Morte avvelenate: avvocato di Gianni Di Vita, non escludere ipotesi incidente

(ANSA) - CAMPOBASSO, 17 SET - "Io credo che l'ipotesi dell'incidente debba essere valutata come tutte le altre ipotesi che sono in campo, senza escluderla". Così all'ANSA l'avvocato Vittorino Facciolla, legale di Gianni Di Vita, il padre e marito di Sara e Alice, mamma e figlia morte avvelenate a dicembre con la ricina.
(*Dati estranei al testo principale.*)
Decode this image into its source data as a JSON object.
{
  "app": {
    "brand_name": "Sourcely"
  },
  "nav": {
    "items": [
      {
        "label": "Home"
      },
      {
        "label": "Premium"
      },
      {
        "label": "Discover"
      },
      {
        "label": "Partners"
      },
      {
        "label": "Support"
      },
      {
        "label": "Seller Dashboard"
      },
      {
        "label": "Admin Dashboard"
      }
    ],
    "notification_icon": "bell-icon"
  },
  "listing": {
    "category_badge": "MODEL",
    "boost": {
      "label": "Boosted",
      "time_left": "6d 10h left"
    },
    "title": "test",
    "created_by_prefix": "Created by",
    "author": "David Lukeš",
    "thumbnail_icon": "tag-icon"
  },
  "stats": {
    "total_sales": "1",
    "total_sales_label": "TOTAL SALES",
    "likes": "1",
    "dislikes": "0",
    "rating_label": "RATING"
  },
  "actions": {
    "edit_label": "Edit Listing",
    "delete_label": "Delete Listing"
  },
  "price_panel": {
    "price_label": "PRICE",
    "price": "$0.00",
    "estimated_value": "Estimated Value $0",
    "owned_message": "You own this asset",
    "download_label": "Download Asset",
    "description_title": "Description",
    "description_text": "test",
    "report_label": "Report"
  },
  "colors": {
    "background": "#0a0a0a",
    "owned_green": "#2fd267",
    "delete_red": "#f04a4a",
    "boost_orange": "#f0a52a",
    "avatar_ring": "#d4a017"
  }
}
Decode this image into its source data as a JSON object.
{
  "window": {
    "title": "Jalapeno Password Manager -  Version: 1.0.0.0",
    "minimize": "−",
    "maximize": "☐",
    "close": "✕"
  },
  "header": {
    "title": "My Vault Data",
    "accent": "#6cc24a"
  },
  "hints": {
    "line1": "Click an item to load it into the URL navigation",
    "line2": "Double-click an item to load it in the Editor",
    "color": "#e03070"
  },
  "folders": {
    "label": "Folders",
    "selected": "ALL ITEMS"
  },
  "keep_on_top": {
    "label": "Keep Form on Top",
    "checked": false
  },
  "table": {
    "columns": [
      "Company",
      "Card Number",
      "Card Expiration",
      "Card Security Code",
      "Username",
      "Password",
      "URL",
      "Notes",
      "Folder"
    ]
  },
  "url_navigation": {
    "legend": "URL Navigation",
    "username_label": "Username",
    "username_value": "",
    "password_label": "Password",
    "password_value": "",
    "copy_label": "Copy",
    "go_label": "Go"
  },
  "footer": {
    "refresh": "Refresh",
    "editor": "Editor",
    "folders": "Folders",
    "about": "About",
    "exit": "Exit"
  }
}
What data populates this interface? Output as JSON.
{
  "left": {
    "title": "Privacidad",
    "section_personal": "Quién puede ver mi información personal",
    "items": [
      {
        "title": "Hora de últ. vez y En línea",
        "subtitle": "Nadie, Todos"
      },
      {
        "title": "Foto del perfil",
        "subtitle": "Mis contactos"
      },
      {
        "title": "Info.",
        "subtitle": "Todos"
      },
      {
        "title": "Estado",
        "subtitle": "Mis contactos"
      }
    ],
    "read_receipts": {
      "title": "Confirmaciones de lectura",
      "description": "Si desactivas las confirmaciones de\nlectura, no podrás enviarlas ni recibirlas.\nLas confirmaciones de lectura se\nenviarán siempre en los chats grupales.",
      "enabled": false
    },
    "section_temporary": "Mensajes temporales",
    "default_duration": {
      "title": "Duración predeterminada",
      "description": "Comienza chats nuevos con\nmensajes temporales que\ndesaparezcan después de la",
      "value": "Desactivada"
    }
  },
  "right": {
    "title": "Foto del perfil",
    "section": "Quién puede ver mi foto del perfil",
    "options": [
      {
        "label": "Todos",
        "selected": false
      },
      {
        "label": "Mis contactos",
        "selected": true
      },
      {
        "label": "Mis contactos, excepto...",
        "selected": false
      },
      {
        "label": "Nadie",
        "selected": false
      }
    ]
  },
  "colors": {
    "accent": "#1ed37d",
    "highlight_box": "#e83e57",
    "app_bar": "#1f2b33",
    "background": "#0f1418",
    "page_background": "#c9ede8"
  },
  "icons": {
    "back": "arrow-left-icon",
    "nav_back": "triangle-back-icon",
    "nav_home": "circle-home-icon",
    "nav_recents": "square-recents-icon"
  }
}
Facciolla riprende alcune dichiarazioni rilasciate alla trasmissione Rai 'Ore 14' da Carlo Locatelli, l'esperto del Centro Antiveleni 'Maugeri' di Pavia che a marzo ha scoperto la ricina nel sangue delle vittime dando una svolta alle indagini. "Locatelli - prosegue l'avvocato - è un professionista di altissimo livello e ha evidenziato la circostanza che nei sette casi precedenti l'avvelenamento è stato accidentale quindi non esclude altra pista, ma non poteva escludere anche l'accidentalità. Su questo, sull'ipotesi dell'incidente, noi abbiamo posto l'attenzione da subito, l'abbiamo evidenziata anche grazie ai nostri consulenti". Facciolla sottolinea poi che anche i familiari delle vittime "non hanno mai escluso l'ipotesi dell'incidente" e attende i risultati degli esami affidati agli esperti del Robert Koch Institute di Berlino. "L'incrocio tra due dati, l'esito delle analisi sugli alimenti presenti nella casa di Pietracatella e repertati nell'immediatezza dei fatti, e quello sui 131 prelievi effettuati a luglio, ci potrà confermare o escludere il veicolo che ha portato alla morte Sara e Antonella". (ANSA).